Lo anterior contradice acciones emitidas por el c (CGS) que dictan un “resguardo domiciliario voluntario” apelando una corresponsabilidad  ciudadana y conciencia colectiva. Al penalizar y hacer uso de medidas punitivas o intimidatorias por parte de los estados, responde a presiones sociales y estímulos políticos y en ningún momento son parte de una política pública o estrategia bien argumentada o instrumentada, limitar derechos no debe ser una regularidad o primera opción y es una medida extraordinaria que históricamente sólo se ha usado una vez en nuestro país y fue durante tiempos de la Segunda Guerra Mundial. Es fundamental el apego al orden constitucional durante estos tiempos, y “más nos vale cuidar hoy las formas jurídicas, porque estas formalidades serán las que nos cuiden en un futuro“. (Sánchez de Tagle y Vivanco Lira, 2020), ya que dicho respeto influye en los procesos democráticos del país que no pudieran entenderse sin los derechos humanos.

Un tema preocupante es la punitivización de las medidas sanitarias, no sólo desde el aspecto jurídico-formal sobre la falta de facultades de los gobiernos estatales, sino como fenómeno constante en la vida política y jurídica tanto a nivel federal como local. Primero que nada, me refiero al uso desproporcionado del derecho penal o del uso de la fuerza sin respeto al principio de ultima ratio (último recurso) recayendo en un “populismo penal”, que es hacer un uso regular del “ius puniendi” o monopolio del uso de la fuerza del Estado a manera de “política pública” con tónica represiva”como si el aumento de las penas fuera a garantizar de una u otra forma el cumplimiento de las condenas (Torres, 2010).

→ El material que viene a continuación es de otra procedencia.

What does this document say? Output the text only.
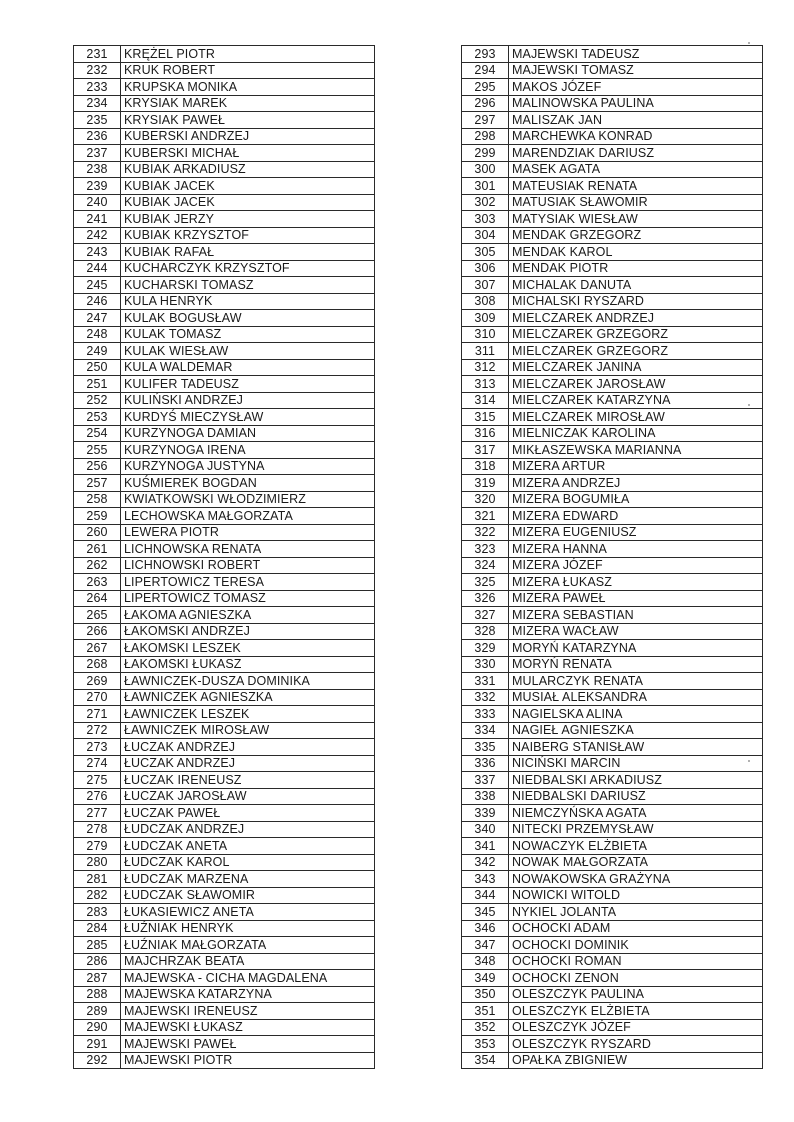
231	KRĘŻEL PIOTR
232	KRUK ROBERT
233	KRUPSKA MONIKA
234	KRYSIAK MAREK
235	KRYSIAK PAWEŁ
236	KUBERSKI ANDRZEJ
237	KUBERSKI MICHAŁ
238	KUBIAK ARKADIUSZ
239	KUBIAK JACEK
240	KUBIAK JACEK
241	KUBIAK JERZY
242	KUBIAK KRZYSZTOF
243	KUBIAK RAFAŁ
244	KUCHARCZYK KRZYSZTOF
245	KUCHARSKI TOMASZ
246	KULA HENRYK
247	KULAK BOGUSŁAW
248	KULAK TOMASZ
249	KULAK WIESŁAW
250	KULA WALDEMAR
251	KULIFER TADEUSZ
252	KULIŃSKI ANDRZEJ
253	KURDYŚ MIECZYSŁAW
254	KURZYNOGA DAMIAN
255	KURZYNOGA IRENA
256	KURZYNOGA JUSTYNA
257	KUŚMIEREK BOGDAN
258	KWIATKOWSKI WŁODZIMIERZ
259	LECHOWSKA MAŁGORZATA
260	LEWERA PIOTR
261	LICHNOWSKA RENATA
262	LICHNOWSKI ROBERT
263	LIPERTOWICZ TERESA
264	LIPERTOWICZ TOMASZ
265	ŁAKOMA AGNIESZKA
266	ŁAKOMSKI ANDRZEJ
267	ŁAKOMSKI LESZEK
268	ŁAKOMSKI ŁUKASZ
269	ŁAWNICZEK-DUSZA DOMINIKA
270	ŁAWNICZEK AGNIESZKA
271	ŁAWNICZEK LESZEK
272	ŁAWNICZEK MIROSŁAW
273	ŁUCZAK ANDRZEJ
274	ŁUCZAK ANDRZEJ
275	ŁUCZAK IRENEUSZ
276	ŁUCZAK JAROSŁAW
277	ŁUCZAK PAWEŁ
278	ŁUDCZAK ANDRZEJ
279	ŁUDCZAK ANETA
280	ŁUDCZAK KAROL
281	ŁUDCZAK MARZENA
282	ŁUDCZAK SŁAWOMIR
283	ŁUKASIEWICZ ANETA
284	ŁUŹNIAK HENRYK
285	ŁUŹNIAK MAŁGORZATA
286	MAJCHRZAK BEATA
287	MAJEWSKA - CICHA MAGDALENA
288	MAJEWSKA KATARZYNA
289	MAJEWSKI IRENEUSZ
290	MAJEWSKI ŁUKASZ
291	MAJEWSKI PAWEŁ
292	MAJEWSKI PIOTR
293	MAJEWSKI TADEUSZ
294	MAJEWSKI TOMASZ
295	MAKOS JÓZEF
296	MALINOWSKA PAULINA
297	MALISZAK JAN
298	MARCHEWKA KONRAD
299	MARENDZIAK DARIUSZ
300	MASEK AGATA
301	MATEUSIAK RENATA
302	MATUSIAK SŁAWOMIR
303	MATYSIAK WIESŁAW
304	MENDAK GRZEGORZ
305	MENDAK KAROL
306	MENDAK PIOTR
307	MICHALAK DANUTA
308	MICHALSKI RYSZARD
309	MIELCZAREK ANDRZEJ
310	MIELCZAREK GRZEGORZ
311	MIELCZAREK GRZEGORZ
312	MIELCZAREK JANINA
313	MIELCZAREK JAROSŁAW
314	MIELCZAREK KATARZYNA
315	MIELCZAREK MIROSŁAW
316	MIELNICZAK KAROLINA
317	MIKŁASZEWSKA MARIANNA
318	MIZERA ARTUR
319	MIZERA ANDRZEJ
320	MIZERA BOGUMIŁA
321	MIZERA EDWARD
322	MIZERA EUGENIUSZ
323	MIZERA HANNA
324	MIZERA JÓZEF
325	MIZERA ŁUKASZ
326	MIZERA PAWEŁ
327	MIZERA SEBASTIAN
328	MIZERA WACŁAW
329	MORYŃ KATARZYNA
330	MORYŃ RENATA
331	MULARCZYK RENATA
332	MUSIAŁ ALEKSANDRA
333	NAGIELSKA ALINA
334	NAGIEŁ AGNIESZKA
335	NAIBERG STANISŁAW
336	NICIŃSKI MARCIN
337	NIEDBALSKI ARKADIUSZ
338	NIEDBALSKI DARIUSZ
339	NIEMCZYŃSKA AGATA
340	NITECKI PRZEMYSŁAW
341	NOWACZYK ELŻBIETA
342	NOWAK MAŁGORZATA
343	NOWAKOWSKA GRAŻYNA
344	NOWICKI WITOLD
345	NYKIEL JOLANTA
346	OCHOCKI ADAM
347	OCHOCKI DOMINIK
348	OCHOCKI ROMAN
349	OCHOCKI ZENON
350	OLESZCZYK PAULINA
351	OLESZCZYK ELŻBIETA
352	OLESZCZYK JÓZEF
353	OLESZCZYK RYSZARD
354	OPAŁKA ZBIGNIEW
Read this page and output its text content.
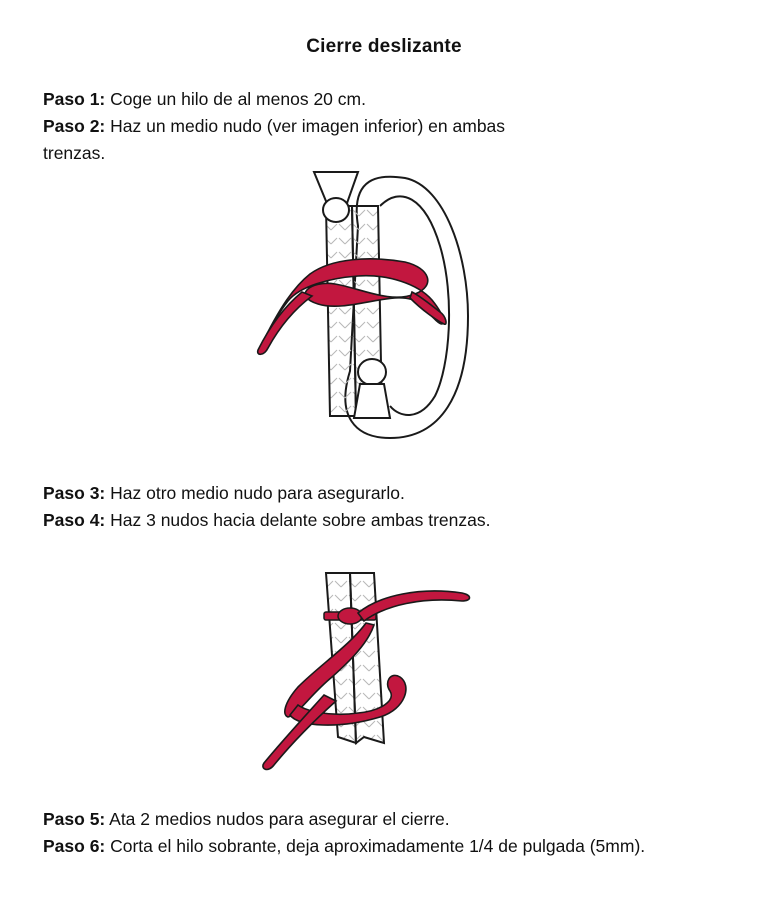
Cierre deslizante

Paso 1: Coge un hilo de al menos 20 cm.

Paso 2: Haz un medio nudo (ver imagen inferior) en ambas trenzas.

Paso 3: Haz otro medio nudo para asegurarlo.

Paso 4: Haz 3 nudos hacia delante sobre ambas trenzas.

Paso 5: Ata 2 medios nudos para asegurar el cierre.

Paso 6: Corta el hilo sobrante, deja aproximadamente 1/4 de pulgada (5mm).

Sin embargo, una característica de esta forma de “gobernanza penal” es parte una política sin estándares racionales o científicos, simplemente son resultados de impulsos populistas que tanto a corto y largo plazo lesionan la democracia. El término Populism punitivenesses utilizado por primera vez en 1995 por Anthony Bottoms, tiene como origen la necesidad de estudiar las políticas criminales que tienen como principal objetivo ampliar sus catálogos de delitos e incrementar penas, sin embargo, “son concepciones donde la clase política se aprovecha de los sentimientos colectivos, para lograr buscar aceptación ante la comunidad. La cual se verá traducida en el número de votos para las campañas electorales“(Arrieta, 2018) tergiversando el Derecho Penal como protector último de los bienes jurídicos fundamentales de la sociedad. Este tipo de formas son características de Estados-nacionales autoritarios en los cuales las instituciones no tienen como prioridad los principios democráticos, sino la rentabilidad política. Como bien escribió Bobbio en su obra Liberalismo y Democracia,  uno de los objetivos de la democracia sustantiva es la igualdad de sus ciudadanos, pero esto no puede lograrse con acciones que buscan en todo momento una desproporción y una tensión entre el uso recurrente de la privación de la libertad y los valores democráticos constitucionales.

Son una salida fácil a una realidad compleja que no puede resolverse con actos cuyos efectos no abonarían a garantizar un bienestar para todos, y dicha ineficacia de formulación e instrumentación se debe al “tránsito por ese delgado filo de la navaja, entre el voluntarismo puro (vox populi, vox dei), que abocaría a la irracionalidad de la ley, (Paredes, 2016). Ninguna crisis en materia de salud debe ser un facilitador para menoscabar los derechos humanos y la democracia, que para bien o mal, nos ha costado mucho construir; lo que podemos hacer es utilizar nuestro escenario actual para elevar la calidad de las respuesta gubernamentales y políticas públicas tanto a nivel federal como local. Entender que no importa la incertidumbre de la situación, tenemos que pensar en todos los miembros de nuestra sociedad a la hora de resolver (o intentar resolver) un problema actual o inminente, y apostarle a consolidar una conciencia y  responsabilidad ciudadana, así como fortalecer una cultura de la legalidad para no tener que recurrir a medidas punitivas y detener ese delicado y  preocupante camino que estamos tomando. Bien lo dice un refrán popular “las crisis no hacen a una persona, pero revelan de qué está hecha”, la pandemia del COVID-19 en México ha dejado al desnudo los talantes autoritarios y antidemocráticos que siguen vivos y latentes y presentes en gran parte de la clase política mexicana. Como bien cuestiona J. Zavala: ¿qué resulta razonable hoy pero sería aberrante mañana?.

Bibliografía consultada

Corona González, R. D. (2017), El Sistema de Salud en México: De la fragmentación hacia un Sistema de Salud Universal. Memorias 12CNMI. Colegio Nacional de Especialistas en Medicina Integrada. México.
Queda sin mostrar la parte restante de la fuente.